Загадочные племена на «Голубых горах» - Блаватская Елена Петровна. Страница 15

«Слова белого человека то же, что говор майны (род говорящей птицы) или трещание языка обезьяны», – говорили старые тодды иезуитам; не замечавшим в припадке коварной радости обоюдоострого комплимента. «Мы слушаем и смеемся. На что нам ваши дивы, когда у нас есть наши великие буйволы?» – добавляли они, рассказывая, как Метц предлагал им взамен веры в буйволов – веру в религию тех, которые отнимали у них их пастбища и обижали их ежедневно. [43]

Несмотря на одинаковую с Метцем участь, последователи Лойолы подняли честного немца на смех, распустив про него анекдоты по всей южной Индии. Мы знаем и даже можем указать таких иезуитов, которые, скорее нежели допустить туземца перейти в протестантство, укрепляют его всеми силами в его вере в чертопоклонстве.

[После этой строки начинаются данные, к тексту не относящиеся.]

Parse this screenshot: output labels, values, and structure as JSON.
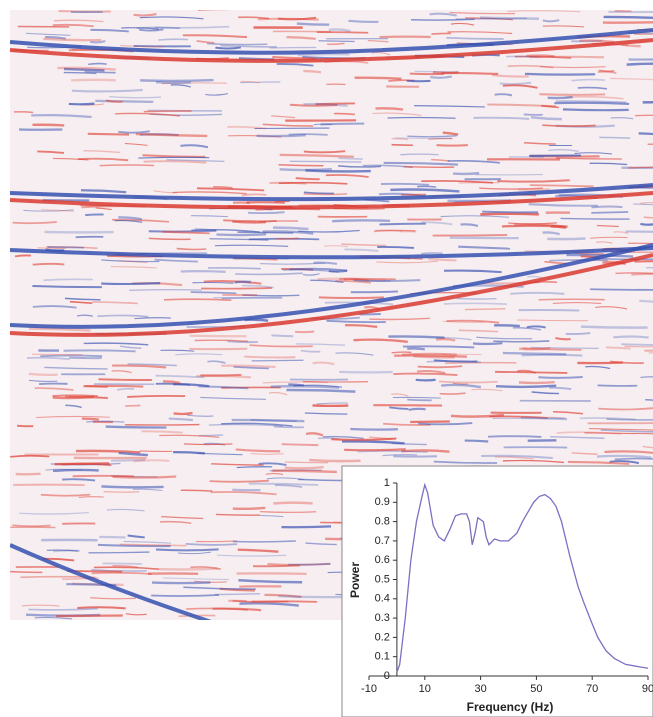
{
  "chart_data": {
    "type": "line",
    "x_label": "Frequency (Hz)",
    "y_label": "Power",
    "x": [
      0,
      1,
      3,
      5,
      7,
      9,
      10,
      11,
      13,
      15,
      17,
      19,
      21,
      23,
      25,
      26,
      27,
      28,
      29,
      31,
      32,
      33,
      35,
      37,
      40,
      43,
      45,
      47,
      49,
      51,
      53,
      55,
      57,
      59,
      62,
      65,
      67,
      70,
      72,
      75,
      78,
      82,
      86,
      90
    ],
    "series": [
      {
        "name": "Power",
        "color": "#7a70c4",
        "values": [
          0.02,
          0.06,
          0.3,
          0.6,
          0.8,
          0.93,
          0.99,
          0.95,
          0.78,
          0.72,
          0.7,
          0.76,
          0.83,
          0.84,
          0.84,
          0.8,
          0.68,
          0.74,
          0.82,
          0.8,
          0.72,
          0.68,
          0.71,
          0.7,
          0.7,
          0.74,
          0.8,
          0.85,
          0.9,
          0.93,
          0.94,
          0.92,
          0.88,
          0.8,
          0.62,
          0.46,
          0.38,
          0.27,
          0.2,
          0.13,
          0.09,
          0.06,
          0.05,
          0.04
        ]
      }
    ],
    "xlim": [
      -10,
      90
    ],
    "ylim": [
      0,
      1
    ],
    "xticks": [
      -10,
      10,
      30,
      50,
      70,
      90
    ],
    "yticks": [
      0,
      0.1,
      0.2,
      0.3,
      0.4,
      0.5,
      0.6,
      0.7,
      0.8,
      0.9,
      1
    ]
  }
}
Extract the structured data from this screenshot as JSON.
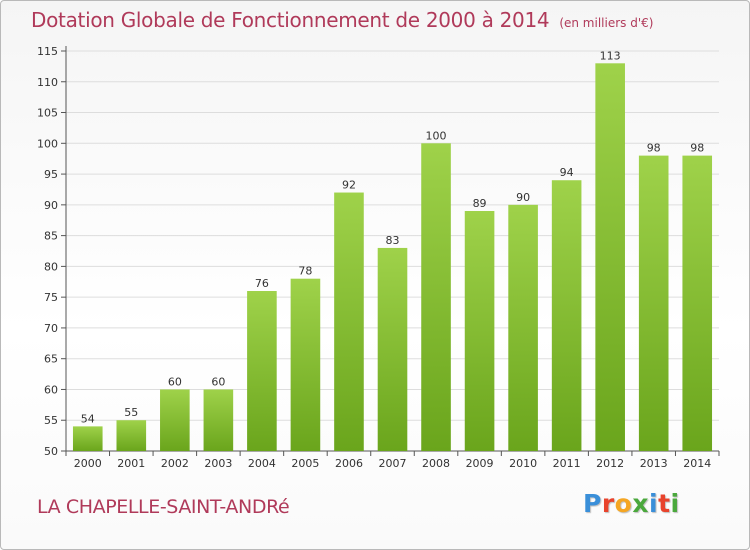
{
  "header": {
    "title": "Dotation Globale de Fonctionnement de 2000 à 2014",
    "subtitle": "(en milliers d'€)"
  },
  "footer": {
    "commune": "LA CHAPELLE-SAINT-ANDRé",
    "logo_letters": [
      "P",
      "r",
      "o",
      "x",
      "i",
      "t",
      "i"
    ],
    "logo_colors": [
      "#3a8fd9",
      "#e8432c",
      "#f5a623",
      "#4aa83c",
      "#3a8fd9",
      "#e8432c",
      "#4aa83c"
    ]
  },
  "chart_data": {
    "type": "bar",
    "title": "Dotation Globale de Fonctionnement de 2000 à 2014",
    "subtitle": "(en milliers d'€)",
    "xlabel": "",
    "ylabel": "",
    "categories": [
      "2000",
      "2001",
      "2002",
      "2003",
      "2004",
      "2005",
      "2006",
      "2007",
      "2008",
      "2009",
      "2010",
      "2011",
      "2012",
      "2013",
      "2014"
    ],
    "values": [
      54,
      55,
      60,
      60,
      76,
      78,
      92,
      83,
      100,
      89,
      90,
      94,
      113,
      98,
      98
    ],
    "ylim": [
      50,
      115
    ],
    "yticks": [
      50,
      55,
      60,
      65,
      70,
      75,
      80,
      85,
      90,
      95,
      100,
      105,
      110,
      115
    ],
    "grid": true,
    "bar_color_top": "#9fd24a",
    "bar_color_bottom": "#6aa51c",
    "grid_color": "#dddddd"
  }
}
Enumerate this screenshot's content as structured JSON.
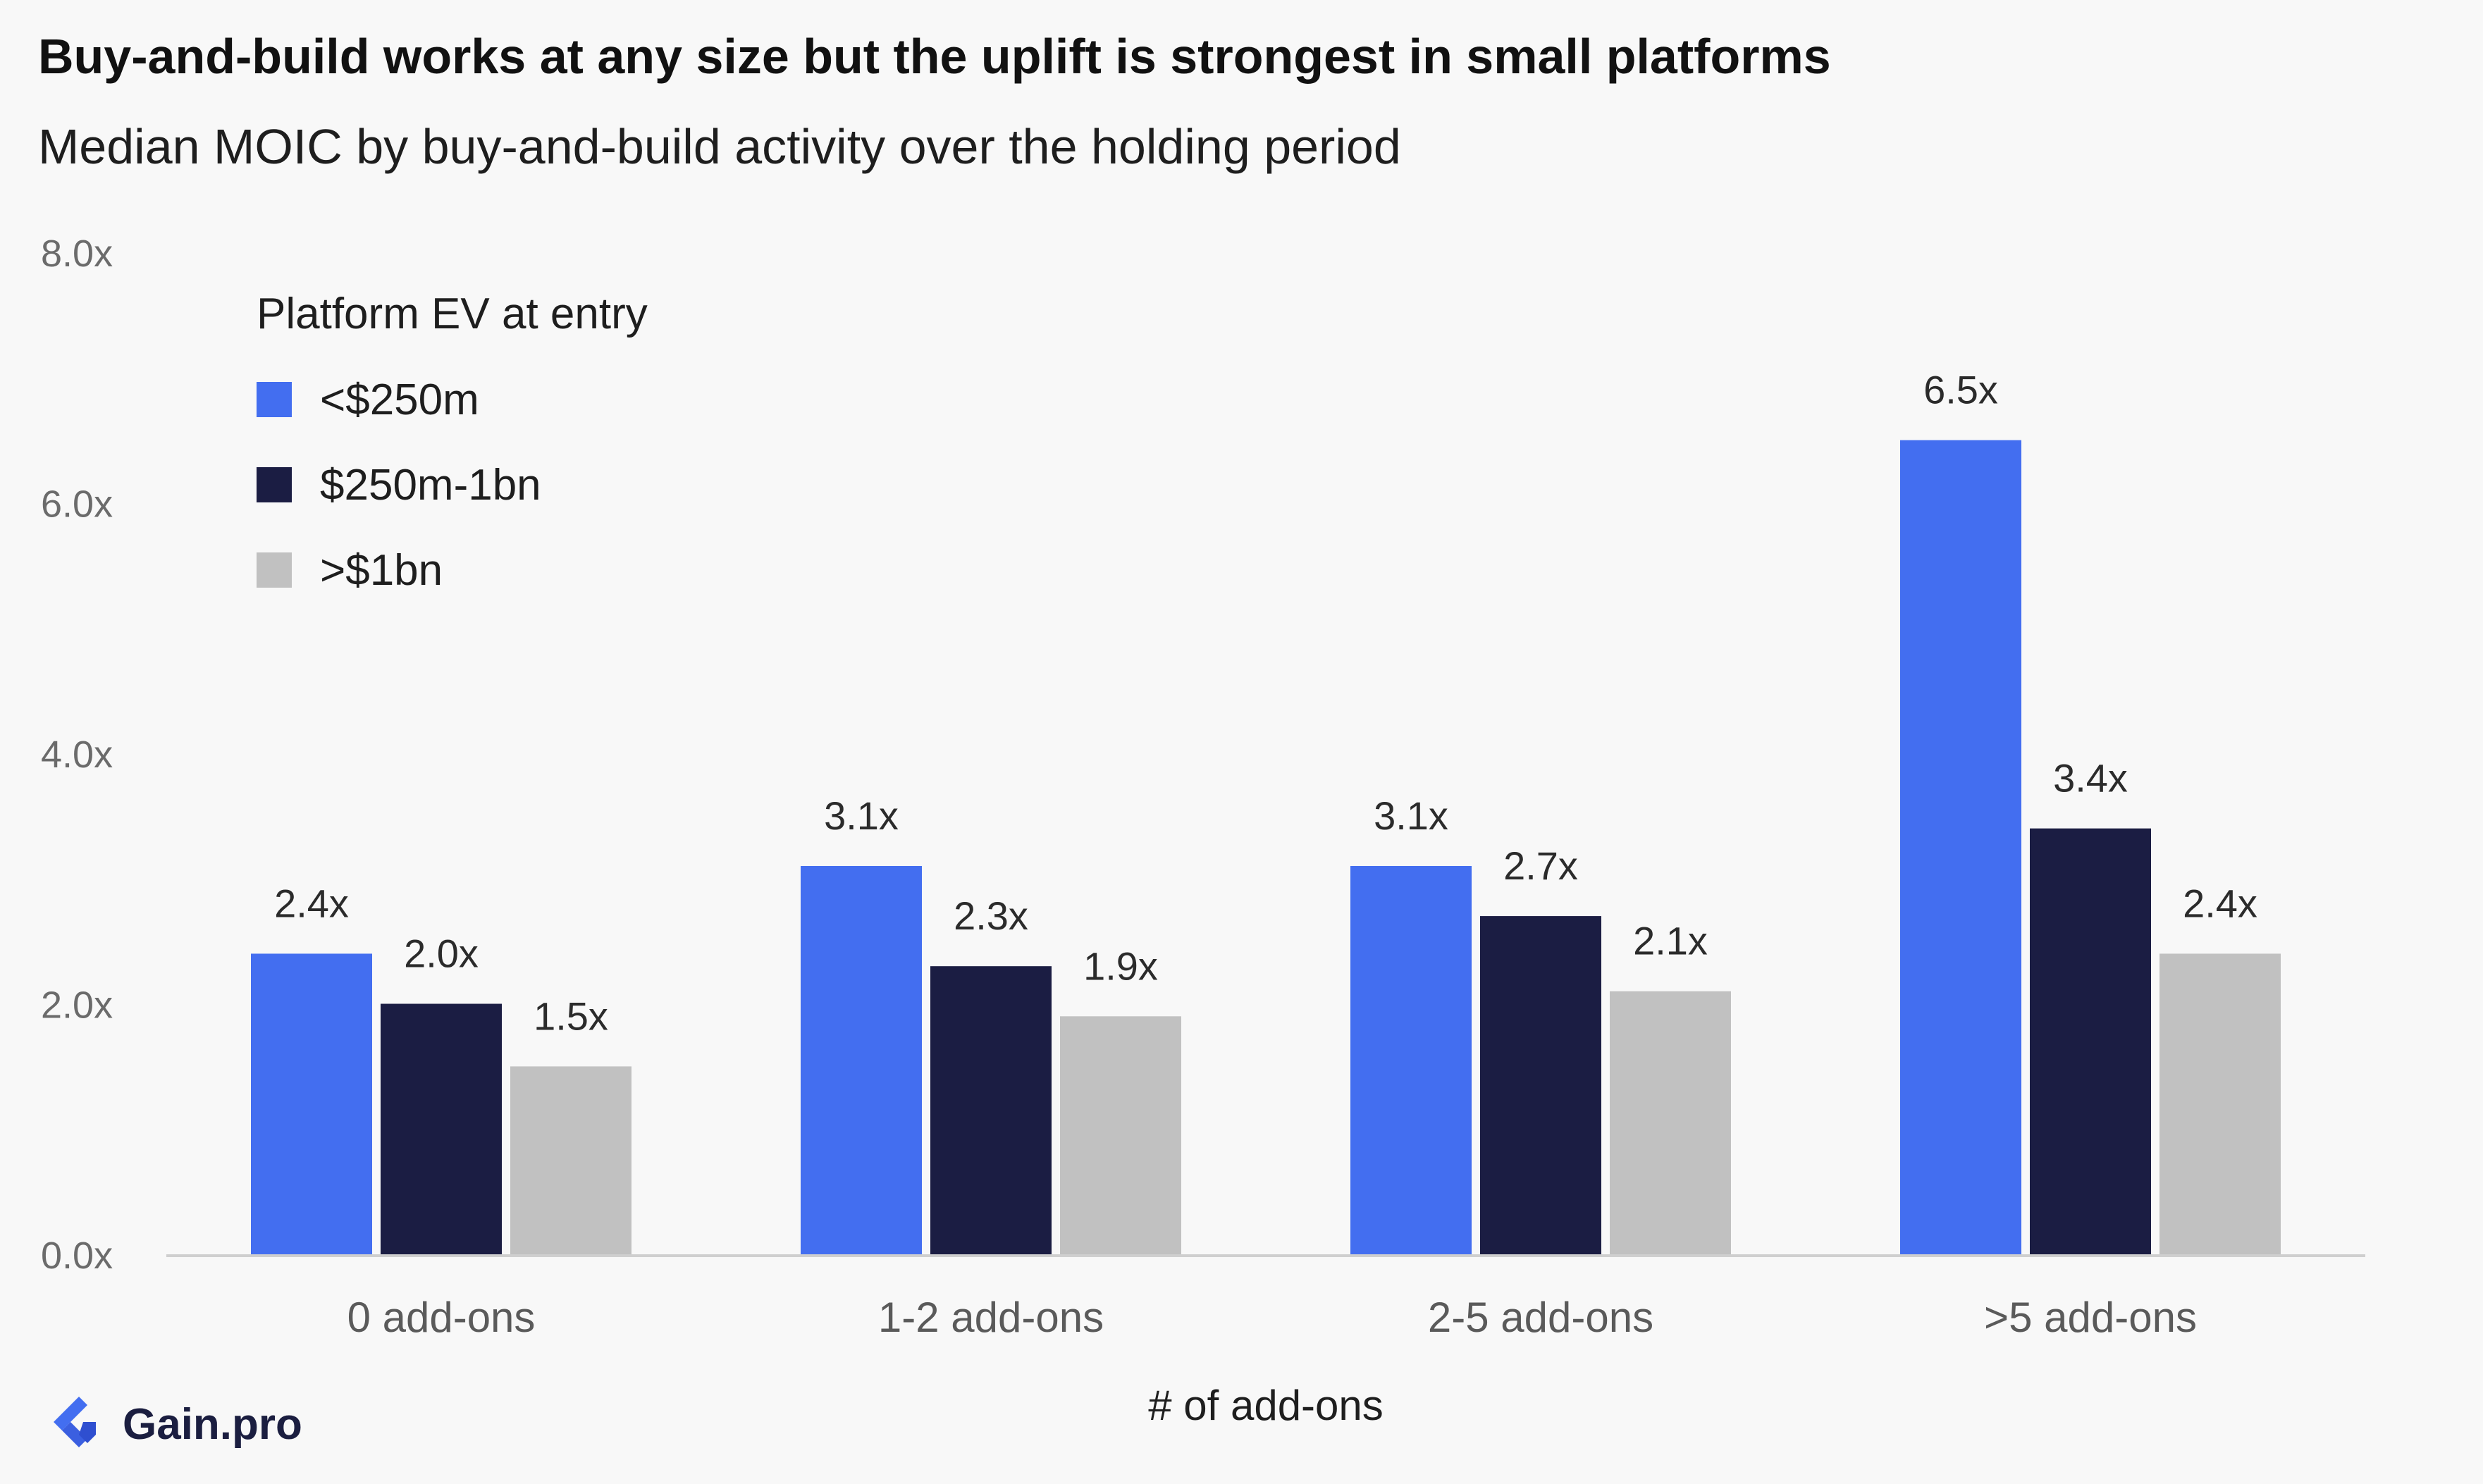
{
  "title": "Buy-and-build works at any size but the uplift is strongest in small platforms",
  "subtitle": "Median MOIC by buy-and-build activity over the holding period",
  "legend": {
    "title": "Platform EV at entry",
    "items": [
      {
        "label": "<$250m",
        "color": "#436ef0"
      },
      {
        "label": "$250m-1bn",
        "color": "#1b1d43"
      },
      {
        "label": ">$1bn",
        "color": "#c1c1c1"
      }
    ]
  },
  "brand": {
    "name": "Gain.pro",
    "color": "#436ef0"
  },
  "chart_data": {
    "type": "bar",
    "xlabel": "# of add-ons",
    "ylabel": "",
    "ylim": [
      0,
      8
    ],
    "yticks": [
      0,
      2,
      4,
      6,
      8
    ],
    "ytick_labels": [
      "0.0x",
      "2.0x",
      "4.0x",
      "6.0x",
      "8.0x"
    ],
    "categories": [
      "0 add-ons",
      "1-2 add-ons",
      "2-5 add-ons",
      ">5 add-ons"
    ],
    "series": [
      {
        "name": "<$250m",
        "color": "#436ef0",
        "values": [
          2.4,
          3.1,
          3.1,
          6.5
        ],
        "labels": [
          "2.4x",
          "3.1x",
          "3.1x",
          "6.5x"
        ]
      },
      {
        "name": "$250m-1bn",
        "color": "#1b1d43",
        "values": [
          2.0,
          2.3,
          2.7,
          3.4
        ],
        "labels": [
          "2.0x",
          "2.3x",
          "2.7x",
          "3.4x"
        ]
      },
      {
        "name": ">$1bn",
        "color": "#c1c1c1",
        "values": [
          1.5,
          1.9,
          2.1,
          2.4
        ],
        "labels": [
          "1.5x",
          "1.9x",
          "2.1x",
          "2.4x"
        ]
      }
    ],
    "grid": false,
    "legend_position": "top-left"
  }
}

Это было лет десять тому назад. С тех пор миссионеры обеих религий оставили тоддов в покое. Теперь уже давно решено, что всякая попытка к их обращению оказалась бы только потерей времени. Невзирая на такое полное отсутствие в этом племени всякого религиозного чувства, по единодушному показанию писателей и всех жителей Утти, нет во всей Индии народа честнее, нравственнее, добрее тоддов. Эта горсть патриархальных дикарей, без роду и племени, без истории, как и без малейшего (по крайней мере, видимого) признака веры во что-либо священное, кроме грязных буйволов, пленяет каждого своею совершенно детскою невинностью. Вместе с тем, тодды не только далеко не глупый народ, что доказывает их удивительная способность говорить на многих языках и умение скрывать свой собственный, но и весьма понятливы. Сэлливан упоминает в своих «Записках», что он разговаривал с ними по целым часам, и что ему оставалось только разводить руками в глубоком удивлении, слыша, как они отзывались об англичанах, «как верно и разом они поняли наш национальный характер и подметили все наши недостатки».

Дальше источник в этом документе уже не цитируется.